Unofficial Pytorch Implementation of WaveGrad2

MINDs Lab

Last update: Nov 29, 2022

Related tags

Deep Learning text-to-speech deep-learning end-to-end tts speech-synthesis deep-generative-model

Overview

WaveGrad 2 — Unofficial PyTorch Implementation

WaveGrad 2: Iterative Refinement for Text-to-Speech Synthesis
Unofficial PyTorch+Lightning Implementation of Chen et al.(JHU, Google Brain), WaveGrad2.
Audio Samples: https://mindslab-ai.github.io/wavegrad2/

TODO

More training for WaveGrad-Base setup
Checkpoint release
WaveGrad-Large Decoder
Inference by reduced sampling steps

Requirements

Pytorch
Pytorch-Lightning==1.2.10
The requirements are highlighted in requirements.txt.
We also provide docker setup Dockerfile.

Datasets

The supported datasets are

LJSpeech: a single-speaker English dataset consists of 13100 short audio clips of a female speaker reading passages from 7 non-fiction books, approximately 24 hours in total.
AISHELL-3: a Mandarin TTS dataset with 218 male and female speakers, roughly 85 hours in total.
etc.

We take LJSpeech as an example hereafter.

Preprocessing

Adjust preprocess.yaml, especially path section.

path:
  corpus_path: '/DATA1/LJSpeech-1.1' # LJSpeech corpus path
  lexicon_path: 'lexicon/librispeech-lexicon.txt'
  raw_path: './raw_data/LJSpeech'
  preprocessed_path: './preprocessed_data/LJSpeech'

run prepare_align.py for some preparations.

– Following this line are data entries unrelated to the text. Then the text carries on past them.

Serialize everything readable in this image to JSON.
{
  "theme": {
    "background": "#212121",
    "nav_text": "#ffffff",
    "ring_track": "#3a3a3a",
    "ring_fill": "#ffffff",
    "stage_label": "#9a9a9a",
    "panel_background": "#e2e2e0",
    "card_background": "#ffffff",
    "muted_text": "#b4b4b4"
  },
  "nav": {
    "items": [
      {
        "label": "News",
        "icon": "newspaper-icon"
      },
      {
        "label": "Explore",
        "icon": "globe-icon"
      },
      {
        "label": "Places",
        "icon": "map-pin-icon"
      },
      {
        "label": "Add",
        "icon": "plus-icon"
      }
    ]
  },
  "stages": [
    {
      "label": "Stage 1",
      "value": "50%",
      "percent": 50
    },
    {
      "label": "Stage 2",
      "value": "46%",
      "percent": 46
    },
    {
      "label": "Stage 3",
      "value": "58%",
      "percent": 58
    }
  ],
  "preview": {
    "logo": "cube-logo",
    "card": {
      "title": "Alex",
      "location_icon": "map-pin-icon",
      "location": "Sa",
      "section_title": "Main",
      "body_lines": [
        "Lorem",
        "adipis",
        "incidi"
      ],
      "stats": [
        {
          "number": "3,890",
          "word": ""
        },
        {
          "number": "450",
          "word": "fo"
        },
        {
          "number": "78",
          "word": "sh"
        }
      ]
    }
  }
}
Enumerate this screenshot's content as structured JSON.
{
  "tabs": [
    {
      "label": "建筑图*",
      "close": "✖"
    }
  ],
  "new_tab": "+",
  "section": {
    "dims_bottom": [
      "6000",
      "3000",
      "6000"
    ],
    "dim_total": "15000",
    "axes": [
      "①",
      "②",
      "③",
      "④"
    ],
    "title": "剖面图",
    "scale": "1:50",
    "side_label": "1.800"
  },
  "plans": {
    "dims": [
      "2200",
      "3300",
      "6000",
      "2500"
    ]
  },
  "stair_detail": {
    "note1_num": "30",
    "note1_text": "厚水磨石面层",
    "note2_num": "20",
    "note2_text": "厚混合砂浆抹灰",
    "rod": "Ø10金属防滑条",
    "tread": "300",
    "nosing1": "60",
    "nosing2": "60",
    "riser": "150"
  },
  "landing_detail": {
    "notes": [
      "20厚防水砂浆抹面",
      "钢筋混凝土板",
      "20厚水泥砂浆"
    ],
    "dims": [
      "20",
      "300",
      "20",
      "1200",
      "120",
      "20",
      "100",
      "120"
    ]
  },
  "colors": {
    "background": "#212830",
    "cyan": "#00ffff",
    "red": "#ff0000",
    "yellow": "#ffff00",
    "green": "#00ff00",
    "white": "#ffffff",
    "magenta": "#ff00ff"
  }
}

python prepare_align.py -c preprocess.yaml

Montreal Forced Aligner (MFA) is used to obtain the alignments between the utterances and the phoneme sequences. Alignments for the LJSpeech and AISHELL-3 datasets are provided here. You have to unzip the files in preprocessed_data/LJSpeech/TextGrid/.
After that, run preprocess.py.

python preprocess.py -c preprocess.yaml

Alternately, you can align the corpus by yourself.
Download the official MFA package and run it to align the corpus.

./montreal-forced-aligner/bin/mfa_align raw_data/LJSpeech/ lexicon/librispeech-lexicon.txt english preprocessed_data/LJSpeech

./montreal-forced-aligner/bin/mfa_train_and_align raw_data/LJSpeech/ lexicon/librispeech-lexicon.txt preprocessed_data/LJSpeech

And then run preprocess.py.

python preprocess.py -c preprocess.yaml

Training

Adjust hparameter.yaml, especially train section.

train:
  batch_size: 12 # Dependent on GPU memory size
  adam:
    lr: 3e-4
    weight_decay: 1e-6
  decay:
    rate: 0.05
    start: 25000
    end: 100000
  num_workers: 16 # Dependent on CPU cores
  gpus: 2 # number of GPUs
  loss_rate:
    dur: 1.0

If you want to train with other dataset, adjust data section in hparameter.yaml

data:
  lang: 'eng'
  text_cleaners: ['english_cleaners'] # korean_cleaners, english_cleaners, chinese_cleaners
  speakers: ['LJSpeech']
  train_dir: 'preprocessed_data/LJSpeech'
  train_meta: 'train.txt'  # relative path of metadata file from train_dir
  val_dir: 'preprocessed_data/LJSpeech'
  val_meta: 'val.txt'  # relative path of metadata file from val_dir'
  lexicon_path: 'lexicon/librispeech-lexicon.txt'

run trainer.py

python trainer.py

If you want to resume training from checkpoint, check parser.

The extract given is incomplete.